Político vê a segurança como maior problema do Rio, mas afirma que armar a Guarda ‘não é tarefa fácil’. Ele diz que seu maior legado para a cidade foi a ordem pública Prefeito do Rio com mais tempo no cargo até ser superado por Eduardo Paes, apenas este ano, o agora vereador Cesar Maia (PSD) chega hoje aos 80 anos, 12 deles (de 1993 a 1996 e de 2001 a 2008) no comando do município. Na semana passada, ele recebeu O GLOBO em sua casa, em São Conrado, e discorreu desde os primeiros passos na política, passando por prisões, exílio e as crises que enfrentou nas suas três administrações, até os desafios atuais da cidade. Falou das rusgas com Brizola e Paes, e não poupou Lula, nem Bolsonaro. Com dificuldades de locomoção, ele ainda não vislumbra se aposentar do trabalho parlamentar. Parte do seu acervo poderá ser vista em exposição sobre sua vida que abre hoje na Câmara Municipal.
Como nasceu seu interesse pela política?
Fiz o primário no Instituto de Educação, na Tijuca. Depois, fui para o Colégio Santo Inácio, onde fiz o ginásio. Mais tarde, fui estudar engenharia em Ouro Preto (Minas Gerais). E foi ali que entrei para o Partido Comunista (1964). A política começou ali mesmo. De lá fui para Belo Horizonte, já profissionalizado e fui preso duas ou três vezes. É claro que meu pai teve alguma influência na opção pela política. Ele era diretor da Casa da Moeda e isso, naturalmente, gerava uma empatia pela política.
Devido à militância política durante a ditadura militar o senhor foi preso e se exilou no Chile. Como foi sua saída e depois o retorno ao Brasil?
Sim, fui preso algumas vezes. Uma delas durante o Congresso da UNE (em Ibiúna, próximo a São Paulo, em outubro 1968). Foi a última antes de seguir para o Chile por causa da repressão. Minha mãe me levou até Buenos Aires, e de lá fui para Santiago. Foi onde me formei em Economia. Depois, as coisas começaram a ficar complicadas no Chile também, no governo de Allende (presidente chileno deposto pelos militares no golpe de setembro de 1973), voltei para o Brasil (passando antes por Portugal). Meu pai conseguiu com um coronel do Exército que eu fosse recebido no aeroporto sem constrangimentos. Me levaram para casa, depois me levaram preso de novo.
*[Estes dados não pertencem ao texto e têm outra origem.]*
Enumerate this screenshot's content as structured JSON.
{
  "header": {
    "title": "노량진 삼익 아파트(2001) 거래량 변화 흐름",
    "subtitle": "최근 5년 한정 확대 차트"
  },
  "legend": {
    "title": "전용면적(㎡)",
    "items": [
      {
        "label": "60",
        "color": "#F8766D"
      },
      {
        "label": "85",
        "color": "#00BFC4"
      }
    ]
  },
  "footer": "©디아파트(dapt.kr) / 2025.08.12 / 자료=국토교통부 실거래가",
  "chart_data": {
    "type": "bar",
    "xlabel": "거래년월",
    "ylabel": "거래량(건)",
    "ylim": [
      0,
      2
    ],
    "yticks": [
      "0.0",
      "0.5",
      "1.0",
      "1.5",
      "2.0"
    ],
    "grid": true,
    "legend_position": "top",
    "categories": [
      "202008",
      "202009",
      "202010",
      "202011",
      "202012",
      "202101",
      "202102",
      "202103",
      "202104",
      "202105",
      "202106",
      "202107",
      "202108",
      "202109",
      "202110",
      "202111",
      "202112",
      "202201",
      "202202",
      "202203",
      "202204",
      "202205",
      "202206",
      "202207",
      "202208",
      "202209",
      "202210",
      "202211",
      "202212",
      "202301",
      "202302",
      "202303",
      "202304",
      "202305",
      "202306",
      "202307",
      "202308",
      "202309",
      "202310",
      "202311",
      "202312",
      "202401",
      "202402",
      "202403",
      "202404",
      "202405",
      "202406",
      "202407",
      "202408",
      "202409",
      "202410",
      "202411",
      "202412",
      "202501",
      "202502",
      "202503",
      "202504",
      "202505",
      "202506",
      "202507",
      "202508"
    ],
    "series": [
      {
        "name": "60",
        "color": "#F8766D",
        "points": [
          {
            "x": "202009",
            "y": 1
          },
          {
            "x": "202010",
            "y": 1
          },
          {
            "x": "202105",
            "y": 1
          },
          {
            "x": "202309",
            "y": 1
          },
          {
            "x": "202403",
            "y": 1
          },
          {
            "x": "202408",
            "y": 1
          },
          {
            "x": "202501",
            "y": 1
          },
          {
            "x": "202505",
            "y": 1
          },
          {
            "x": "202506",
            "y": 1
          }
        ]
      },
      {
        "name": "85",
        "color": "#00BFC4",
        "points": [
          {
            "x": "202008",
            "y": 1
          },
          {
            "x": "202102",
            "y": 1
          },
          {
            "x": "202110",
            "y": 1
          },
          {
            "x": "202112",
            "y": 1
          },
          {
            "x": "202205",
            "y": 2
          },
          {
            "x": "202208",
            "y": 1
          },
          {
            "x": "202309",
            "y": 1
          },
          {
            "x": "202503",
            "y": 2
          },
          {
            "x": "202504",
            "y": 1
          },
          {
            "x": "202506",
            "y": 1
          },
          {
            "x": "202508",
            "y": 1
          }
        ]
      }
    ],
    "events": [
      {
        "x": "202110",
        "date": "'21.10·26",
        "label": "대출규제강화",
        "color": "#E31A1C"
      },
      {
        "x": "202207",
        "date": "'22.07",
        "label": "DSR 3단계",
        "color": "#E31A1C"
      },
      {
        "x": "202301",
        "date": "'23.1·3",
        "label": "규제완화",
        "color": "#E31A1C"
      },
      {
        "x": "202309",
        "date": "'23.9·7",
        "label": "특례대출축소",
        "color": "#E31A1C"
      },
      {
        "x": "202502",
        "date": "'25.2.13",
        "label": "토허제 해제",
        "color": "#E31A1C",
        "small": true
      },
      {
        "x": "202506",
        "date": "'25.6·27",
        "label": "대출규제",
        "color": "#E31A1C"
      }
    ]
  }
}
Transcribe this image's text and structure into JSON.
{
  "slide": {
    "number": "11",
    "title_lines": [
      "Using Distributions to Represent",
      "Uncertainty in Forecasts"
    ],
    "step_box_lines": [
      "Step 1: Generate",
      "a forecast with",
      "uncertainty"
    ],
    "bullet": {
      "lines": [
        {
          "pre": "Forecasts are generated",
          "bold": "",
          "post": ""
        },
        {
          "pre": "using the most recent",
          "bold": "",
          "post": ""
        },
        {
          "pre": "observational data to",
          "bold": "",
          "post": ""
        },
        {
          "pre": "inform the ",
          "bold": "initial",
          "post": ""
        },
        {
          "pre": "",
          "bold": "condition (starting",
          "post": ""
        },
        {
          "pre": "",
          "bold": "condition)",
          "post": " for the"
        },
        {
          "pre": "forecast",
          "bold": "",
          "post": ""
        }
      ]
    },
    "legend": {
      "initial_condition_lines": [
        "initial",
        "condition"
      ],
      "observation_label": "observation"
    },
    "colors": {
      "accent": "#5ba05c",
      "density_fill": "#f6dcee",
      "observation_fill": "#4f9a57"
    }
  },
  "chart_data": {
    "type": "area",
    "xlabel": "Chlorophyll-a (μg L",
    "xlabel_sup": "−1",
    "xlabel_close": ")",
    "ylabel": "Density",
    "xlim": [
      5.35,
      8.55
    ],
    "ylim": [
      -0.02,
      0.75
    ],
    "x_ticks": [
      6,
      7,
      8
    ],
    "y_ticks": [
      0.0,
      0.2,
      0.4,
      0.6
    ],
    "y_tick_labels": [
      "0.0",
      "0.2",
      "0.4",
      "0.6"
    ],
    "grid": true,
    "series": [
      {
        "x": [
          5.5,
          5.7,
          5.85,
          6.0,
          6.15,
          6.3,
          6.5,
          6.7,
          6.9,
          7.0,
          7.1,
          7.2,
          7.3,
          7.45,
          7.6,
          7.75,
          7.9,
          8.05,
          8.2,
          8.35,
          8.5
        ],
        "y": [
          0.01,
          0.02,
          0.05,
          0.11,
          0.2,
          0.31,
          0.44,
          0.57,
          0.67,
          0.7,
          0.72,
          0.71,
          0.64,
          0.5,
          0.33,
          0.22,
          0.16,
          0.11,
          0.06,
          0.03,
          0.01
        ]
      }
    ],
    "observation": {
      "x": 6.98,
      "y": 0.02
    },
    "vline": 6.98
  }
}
Durante as prisões, o senhor teve medo de que pudesse acontecer algo mais grave a exemplo do que se passou com tantos outros presos políticos como o ex-deputado Rubens Paiva, por exemplo, cujo caso foi retratado recentemente no filme Ainda Estou Aqui?
A gente sempre ficava preocupado. Principalmente quando estive preso no Dops (Minas Gerais), era uma época em que eles estavam torturando. Via gente arrebentada chegando. Teve um amigo meu, que era do partido, que vi passar completamente machucado, sofrendo.
Em algum momento o senhor foi torturado?
Não diretamente. A única vez que me fizeram algum tipo de… Foi lá na escola militar, em Belo Horizonte. Eles vinham para interrogar, aí vinha um e batia. Depois ele dizia: “olha, eu sou o amigo daqui a pouco vem o que é inimigo e você vai ver o que é”. Faziam esse jogo para a gente ficar com medo.
Dando um salto no tempo: como surgiu sua relação com o Brizola e o PDT?
O pai de um aluno meu era amigo dele. O Brizola tinha um escritório em Santa Teresa e esse senhor me levou até ele e nos apresentou. Não tinha contato com o Brizola, conhecia de longe, claro. Conversamos, e ele disse que precisava de alguém na área da economia. Acabou que eu saí dali como uma espécie de assessor do Brizola. Como ele não conhecia nada do Rio direito, eu preparava textos sobre os lugares que ele ia visitar.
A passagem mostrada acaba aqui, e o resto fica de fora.